The Shape Modulation of Laser-Induced Nanowelded Microstructures Using Two Colors

The light-based nanowelding of metallic nanoparticles is of particular interest because it provides convenient and controlled means for the conversion of nanoparticles into microstructures and the fabrication of nanodevices. In this study, we investigated the wavelength dependence of laser-induced nanowelded shapes of silver nanoparticles (AgNPs). We observed that the nanowelded microstructures illuminated with only a 405 nm laser were more branched than those formed via illumination using both the 405 nm and 532 nm lasers. We quantified this observation by two compactness descriptors and examined the dependence of the power of the 532 nm laser.

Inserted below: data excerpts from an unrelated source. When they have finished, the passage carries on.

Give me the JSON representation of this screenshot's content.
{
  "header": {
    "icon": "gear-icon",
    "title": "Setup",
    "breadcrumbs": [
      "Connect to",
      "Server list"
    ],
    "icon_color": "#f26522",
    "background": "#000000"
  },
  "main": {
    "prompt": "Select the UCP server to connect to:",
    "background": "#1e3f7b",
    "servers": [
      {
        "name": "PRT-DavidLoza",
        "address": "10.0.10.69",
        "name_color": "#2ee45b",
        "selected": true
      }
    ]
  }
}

More importantly, to understand the experimental observations, we formulated and tested a hypothesis by calculating the wavelength-dependent electric field enhancement due to the surface plasmon resonance of the AgNPs and nanowelded microstructures when illuminated with lights at the two wavelengths. Based on the different patterns of hot spots for welding AgNPs from these calculations, numerical simulations successfully reproduced the different shapes of nanowelded microstructures, supporting our hypothesis. This work suggests the possibility of light-based control of the shapes of laser-induced nanowelded microstructures of metallic nanoparticles. This work is expected to facilitate the development of broader applications using the nanowelding of metallic nanoparticles.